Es gab mal eine Zeit, da wurde Kindererziehung staatlich wertgeschätzt und unterstützt
Besagte Forderung wertet die Care-Arbeit ab, die Mutter bekommt das Signal: Dass du dich um deine Kinder kümmerst, hat für die Gesellschaft keinen Wert. Das kriegt auch eine Kinderkrippe hin. Du hast malochen zu gehen, damit deine Kinder nicht mehr arm sind. Wenn man es zugespitzt ausdrückt, wird die Mutter zur Sklavin des Arbeitsmarkts und das Kind die Geisel.
Nathalie Klüver fordert immer wieder mehr Verantwortung vom Staat für die Kinder, er soll sie fördern und betreuen und den Eltern wo immer es geht Aufgaben abnehmen. Aber den Kampf gegen die Kinderarmut, den legt sie in die Hände schlecht verdienender Menschen, denn die Besserverdienenden sind bei diesem Thema natürlich außen vor. Es gab mal eine Zeit, da wurde die Kindererziehung als gesellschaftlich wertvolle Aufgabe gefördert. Da konnte ein alleinerziehendes Elternteil mit seinen Kindern mehrere Jahre zuhause bleiben und sie großziehen, und der Staat hat dafür gesorgt, dass die Familie trotzdem nicht arm ist. Das war Familienpolitik, die die Familie vor der Wirtschaft schützt und die Care-Arbeit wertschätzt.
Fiktives Beispiel: Die Pflegerin muss arbeiten gehen, damit ihr Kind nicht mehr arm ist
Spielen wir Nathalie Klüvers Forderung doch mal an einem Beispiel durch. Eine alleinerziehende Frau hat ein Baby bekommen. Zuvor hat sie in der ambulanten Pflege gearbeitet – wie man vielleicht weiß, ein harter Beruf, der körperlich und emotional kräftezehrend sein kann. Ich kenne eine Frau, die eine chronische Erschöpfung von diesem Beruf davongetragen hat – und sie hatte damals keine kleinen Kinder mehr, um die sie sich zusätzlich kümmern musste – und hat jetzt noch, Jahre später, gesundheitliche Probleme deswegen.
Naja, zurück zum Beispiel. Unsere Pflegerin geht emotional darin auf, sich um ihr Kind zu kümmern, aber das Elterngeld ist knapp und zum ersten Geburtstag des Kindes hat die Familie ziemlich wenig Geld. Nun hat in meinem fiktiven Beispiel die Politik die Vereinbarkeit von Familie und Beruf gefördert und gleichzeitig der Kinderarmut den Kampf angesagt und hat die Regelung eingeführt, dass eine Mutter, deren Kind unter einer gewissen Armutsgrenze lebt, dazu verpflichtet ist, arbeiten zu gehen, damit das Kind in einer gesicherten finanziellen Situation aufwächst. Ein Betreuungsplatz wird ihr dafür garantiert.
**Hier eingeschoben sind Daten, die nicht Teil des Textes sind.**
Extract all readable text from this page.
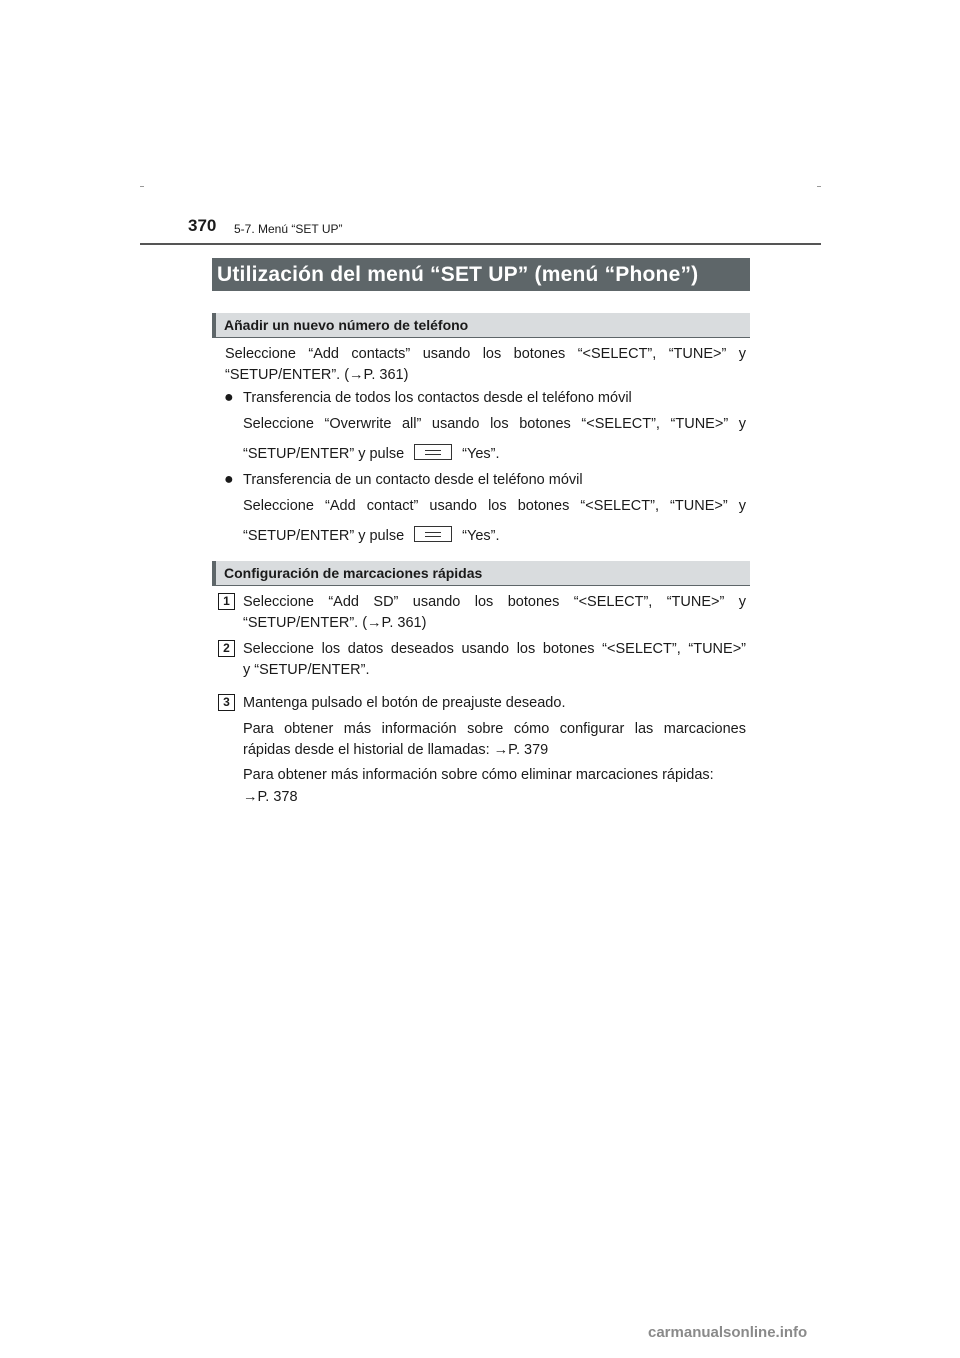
370 5-7. Menú “SET UP”
Utilización del menú “SET UP” (menú “Phone”)
Añadir un nuevo número de teléfono
Seleccione “Add contacts” usando los botones “<SELECT”, “TUNE>” y
“SETUP/ENTER”. (→P. 361)
● Transferencia de todos los contactos desde el teléfono móvil
Seleccione “Overwrite all” usando los botones “<SELECT”, “TUNE>” y
“SETUP/ENTER” y pulse	“Yes”.
● Transferencia de un contacto desde el teléfono móvil
Seleccione “Add contact” usando los botones “<SELECT”, “TUNE>” y
“SETUP/ENTER” y pulse	“Yes”.
Configuración de marcaciones rápidas
1 Seleccione “Add SD” usando los botones “<SELECT”, “TUNE>” y
“SETUP/ENTER”. (→P. 361)
2 Seleccione los datos deseados usando los botones “<SELECT”, “TUNE>”
y “SETUP/ENTER”.
3 Mantenga pulsado el botón de preajuste deseado.
Para obtener más información sobre cómo configurar las marcaciones
rápidas desde el historial de llamadas: →P. 379
Para obtener más información sobre cómo eliminar marcaciones rápidas:
→P. 378
carmanualsonline.info
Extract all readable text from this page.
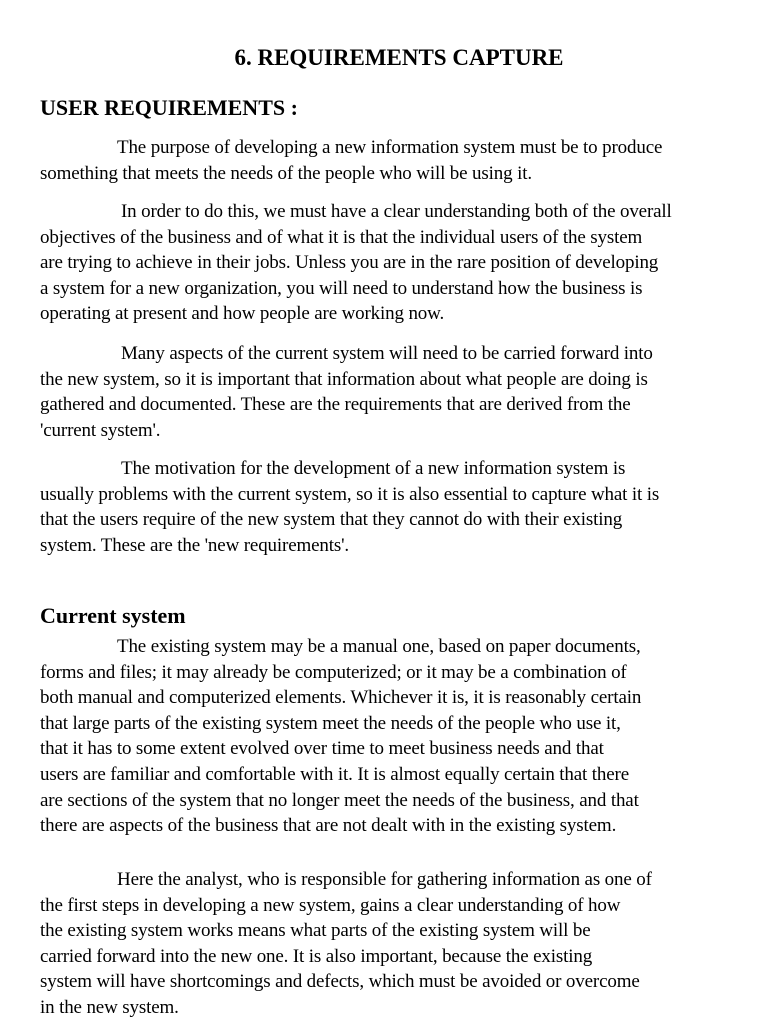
6. REQUIREMENTS CAPTURE
USER REQUIREMENTS :

The purpose of developing a new information system must be to produce
something that meets the needs of the people who will be using it.

In order to do this, we must have a clear understanding both of the overall
objectives of the business and of what it is that the individual users of the system
are trying to achieve in their jobs. Unless you are in the rare position of developing
a system for a new organization, you will need to understand how the business is
operating at present and how people are working now.

Many aspects of the current system will need to be carried forward into
the new system, so it is important that information about what people are doing is
gathered and documented. These are the requirements that are derived from the
'current system'.

The motivation for the development of a new information system is
usually problems with the current system, so it is also essential to capture what it is
that the users require of the new system that they cannot do with their existing
system. These are the 'new requirements'.

Current system

The existing system may be a manual one, based on paper documents,
forms and files; it may already be computerized; or it may be a combination of
both manual and computerized elements. Whichever it is, it is reasonably certain
that large parts of the existing system meet the needs of the people who use it,
that it has to some extent evolved over time to meet business needs and that
users are familiar and comfortable with it. It is almost equally certain that there
are sections of the system that no longer meet the needs of the business, and that
there are aspects of the business that are not dealt with in the existing system.

Here the analyst, who is responsible for gathering information as one of
the first steps in developing a new system, gains a clear understanding of how
the existing system works means what parts of the existing system will be
carried forward into the new one. It is also important, because the existing
system will have shortcomings and defects, which must be avoided or overcome
in the new system.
Die junge Mutter muss also viel früher wieder in die ambulante Pflege, als ihr lieb gewesen wäre, und da man in ihrem Beruf nicht viel verdient und das Leben in ihrer Stadt gerade mit Kind teuer ist, reicht eine Teilzeitstelle nicht aus. Sie muss ihr Kind also Vollzeit betreuen lassen. Da es Nachtzuschläge gibt, darf sie ruhig auch gerne Nachtschichten machen – die Politik hat zum Glück dafür gesorgt, dass genügend Plätze in der 24-Stunden-Kita bereit stehen, so wie von Frau Klüver in ihrem Buch gewünscht.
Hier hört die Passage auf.